J34, an 18-year-old male nicknamed Doublestuff, was found dead near Sechelt on Dec. 20, 2016.

At the time of his discovery, Fisheries and Oceans Canada said initial examinations of the seven metre orca indicted that it was alive when struck and died sometime later.

J34’s necropsy report was last updated on May, 23, 2017, however, according to a DFO spokesperson, the report wasn’t made public and is only available upon request, as per policy.

CBC requested the report July 22.

“There were no requests for this information at the time the report was finalized. There had been significant media coverage at the time, reporting the cause of death was blunt force trauma, consistent with a ship or boat strike. The final report came to the same conclusion, ” said DFO’s Dan Bate.

The final necropsy report for J34 confirmed the original evaluation of researchers that the whale was killed by a ship strike. (Fisheries and Oceans Canada)

Shari Tarantino of Orca Conservancy, a Washington state non-profit, said there is a lack of transparency around the DFO’s reporting on J34.

According to Tarantino, her group and Washington state orca researcher Scott Veirs had been asking DFO for the final J34 necropsy report for months. Tarantino received a copy of the report late last week, but only after petitioning the office of Fisheries and Oceans Minister Jonathan Wilkinson directly.

“It should not have taken two and a half years to release a report,” said Tarantino.

“There’s nothing new in this report. It’s basically what we had already been told. But it’s hard not to wonder if it was withheld because Kinder Morgan or because of Roberts Bank Terminal 2 (the proposed container terminal in Delta, B.C.) was waiting on comments.”

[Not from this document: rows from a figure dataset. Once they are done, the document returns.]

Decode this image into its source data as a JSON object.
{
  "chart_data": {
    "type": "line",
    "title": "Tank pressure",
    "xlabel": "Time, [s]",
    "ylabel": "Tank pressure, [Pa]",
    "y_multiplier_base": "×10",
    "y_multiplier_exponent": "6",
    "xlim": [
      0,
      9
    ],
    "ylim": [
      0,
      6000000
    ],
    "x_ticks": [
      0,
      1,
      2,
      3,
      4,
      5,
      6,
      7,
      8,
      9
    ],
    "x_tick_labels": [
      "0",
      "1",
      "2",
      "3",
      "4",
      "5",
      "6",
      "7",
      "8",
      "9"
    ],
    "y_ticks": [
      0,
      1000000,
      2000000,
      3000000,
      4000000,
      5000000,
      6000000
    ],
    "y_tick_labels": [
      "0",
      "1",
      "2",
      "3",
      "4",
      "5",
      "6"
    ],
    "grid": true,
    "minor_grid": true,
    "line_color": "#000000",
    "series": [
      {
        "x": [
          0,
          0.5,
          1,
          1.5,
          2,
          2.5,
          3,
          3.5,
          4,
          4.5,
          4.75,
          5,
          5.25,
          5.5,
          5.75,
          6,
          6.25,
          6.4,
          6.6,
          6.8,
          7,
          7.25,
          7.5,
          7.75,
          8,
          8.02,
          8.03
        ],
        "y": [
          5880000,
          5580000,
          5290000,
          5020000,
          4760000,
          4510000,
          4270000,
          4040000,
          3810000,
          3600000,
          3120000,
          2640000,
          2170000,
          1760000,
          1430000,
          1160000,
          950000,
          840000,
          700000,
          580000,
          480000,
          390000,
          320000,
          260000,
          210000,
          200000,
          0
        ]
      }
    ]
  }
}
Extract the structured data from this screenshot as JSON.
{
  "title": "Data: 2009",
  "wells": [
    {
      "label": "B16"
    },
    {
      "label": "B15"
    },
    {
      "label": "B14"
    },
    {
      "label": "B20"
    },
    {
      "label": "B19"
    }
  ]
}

Fisheries and Oceans Canada media advisor Lara Sloan said the delays in sending the report were due to administrative problems and miscommunication within DFO.

“There was no intention not to provide that report,” said Sloan.

The precarious state of the 76 remaining southern resident killer whales is a major concern in the Trans Mountain expansion project which will increase tanker traffic through the animals’ territorial waters once completed.

A report released this year by the National Energy Board backed up those concerns, suggesting the project would have “significant adverse effects” on the whales.

The federal government approved the Trans Mountain expansion project last month.